= NamiRNAs =

NamiRNAs are a type of miRNAs present in the nucleus, which can activate gene expression by binding to the enhancer, and therefore were named nuclear activating miRNAs (NamiRNAs), such as miR-24-1 and miR-26. These miRNAs loci are enriched with epigenetic markers that display enhancer activity like histone H3K27ac, P300/CBP, and DNaseI high-sensitivity loci. These NamiRNAs are able to activate the related enhancers and co-work with them to up-regulate the expression of neighboring genes. NamiRNAs are able to promote global gene transcription by binding their targeted enhancers in whole genome level.

Canonically, miRNAs silence gene expression through binding to the complementary sequences of their targeted mRNAs that are often located in the 3’UTR in the cytoplasm since the first miRNA lin-4 has been found by Ambros Victor. As so far, most studies of miRNAs have focused on those in the cytoplasm.

Other than the classical theory that miRNAs down-regulate target genes by binding to the 3’UTR of mRNA, it has also been shown that miRNAs could upregulate gene expression in certain cases, just like RNAa phenomenon, which describes a picture that miRNAs can bind to the promoter of the target genes to facilitate gene transcriptions.
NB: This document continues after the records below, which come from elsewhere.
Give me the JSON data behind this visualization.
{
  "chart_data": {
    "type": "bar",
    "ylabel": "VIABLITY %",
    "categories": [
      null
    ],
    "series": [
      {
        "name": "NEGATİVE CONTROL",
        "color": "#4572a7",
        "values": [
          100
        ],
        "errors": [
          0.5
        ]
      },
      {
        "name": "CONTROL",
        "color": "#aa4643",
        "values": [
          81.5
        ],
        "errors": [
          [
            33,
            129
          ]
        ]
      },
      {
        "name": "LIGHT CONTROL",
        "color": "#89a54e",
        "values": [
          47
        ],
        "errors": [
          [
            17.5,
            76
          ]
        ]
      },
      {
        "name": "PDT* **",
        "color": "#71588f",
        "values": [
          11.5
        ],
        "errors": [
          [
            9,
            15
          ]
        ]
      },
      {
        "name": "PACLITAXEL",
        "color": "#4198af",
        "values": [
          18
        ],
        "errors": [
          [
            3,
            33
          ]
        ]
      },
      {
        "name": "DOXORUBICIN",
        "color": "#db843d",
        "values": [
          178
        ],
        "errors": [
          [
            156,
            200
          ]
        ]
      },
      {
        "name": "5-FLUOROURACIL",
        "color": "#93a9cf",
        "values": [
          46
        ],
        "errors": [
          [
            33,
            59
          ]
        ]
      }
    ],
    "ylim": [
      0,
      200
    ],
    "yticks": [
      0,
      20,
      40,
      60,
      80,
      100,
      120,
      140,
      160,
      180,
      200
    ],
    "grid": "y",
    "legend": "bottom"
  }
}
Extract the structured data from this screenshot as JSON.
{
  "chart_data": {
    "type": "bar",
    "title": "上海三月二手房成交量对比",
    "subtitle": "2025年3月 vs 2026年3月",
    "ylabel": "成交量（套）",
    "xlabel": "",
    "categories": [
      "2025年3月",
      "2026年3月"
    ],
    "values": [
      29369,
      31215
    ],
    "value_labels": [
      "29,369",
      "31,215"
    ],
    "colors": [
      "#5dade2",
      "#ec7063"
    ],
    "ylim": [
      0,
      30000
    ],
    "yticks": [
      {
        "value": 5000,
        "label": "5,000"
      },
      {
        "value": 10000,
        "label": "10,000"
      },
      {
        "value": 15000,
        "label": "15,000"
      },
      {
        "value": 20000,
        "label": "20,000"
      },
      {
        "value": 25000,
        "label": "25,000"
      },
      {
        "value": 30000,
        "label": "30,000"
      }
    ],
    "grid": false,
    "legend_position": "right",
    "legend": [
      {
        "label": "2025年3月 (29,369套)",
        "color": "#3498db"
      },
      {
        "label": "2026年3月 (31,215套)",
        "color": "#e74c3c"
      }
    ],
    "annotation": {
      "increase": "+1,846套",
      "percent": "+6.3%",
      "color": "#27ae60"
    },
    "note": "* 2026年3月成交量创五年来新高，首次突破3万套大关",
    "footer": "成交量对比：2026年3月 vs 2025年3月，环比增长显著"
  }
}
Moreover, Vasudevan S. et al. held that miRNAs display a pattern of up-regulation on gene transcription together with AGO2 and FXR1. The discovery of NamiRNAs showcases a complementary regulatory mechanism of miRNAs, demonstrating their different roles in the nucleus and cytoplasm.

==Molecular mechanism==

The classical theory of miRNAs is that genomic DNA first transcribes into pri-miRNAs. Next, pri-miRNAs were cleaved into pre-miRNAs by Drosha in the nucleus. Then, pre-miRNAs are transported into the cytoplasm via Exportin5, and are cut again by Dicer to form mature miRNAs. However, this theory cannot explain the distribution of miRNAs in the nucleus. One possible explanation is that miRNAs in cytoplasm can be carried back into the nucleus by some transport proteins. However, there is no direct evidence to support it. Another reasonable explanation is that pre-miRNAs could form mature miRNAs directly in the nucleus by Dicer cleavage. This is a simpler and more energy-efficient method. Yet, the molecular mechanism of NamiRNAs is still not fully understood.

NamiRNA is overlapped within the enhancer regions and it is also activated when it positively regulates its corresponding enhancers. Thus, the crosstalk between NamiRNA and enhancer will further promote a series of genes transcription. We can say that NamiRNA and enhancer mutually affect each other to form a positive feedback network and together play regulatory functions on gene expression.

==Functions==

NamiRNAs could interact with the corresponding enhancer, enhance the enrichment of active enhancer markers like H3K27ac and H3K4me1, and change chromatin status within the enhancer regions, thus promoting the cognate gene transcription at genome-wide scale.

== Perspectives on the role ==

Traditional theory holds that miRNAs play inhibitory functions in the cytoplasm by binding the 3’ UTR of targeted mRNA and downregulate gene transcription. The discovery of NamiRNAs provides a brand-new idea that miRNAs can also play positive roles on gene expression in transcriptional level in the nucleus. To summarize, miRNAs have dual functions in gene regulation in the cytoplasm and the nucleus. That is, miRNAs play an inhibitory function in the cytoplasm and an activating function for the gene expression in the nucleus, respectively. Meanwhile, a functional network between NamiRNAs and enhancers is put forward to illustrate their roles for the positive regulation of their targeted gene transcription. NamiRNA enhancer target gene activation network demonstrates the new function of miRNA located in the nucleus.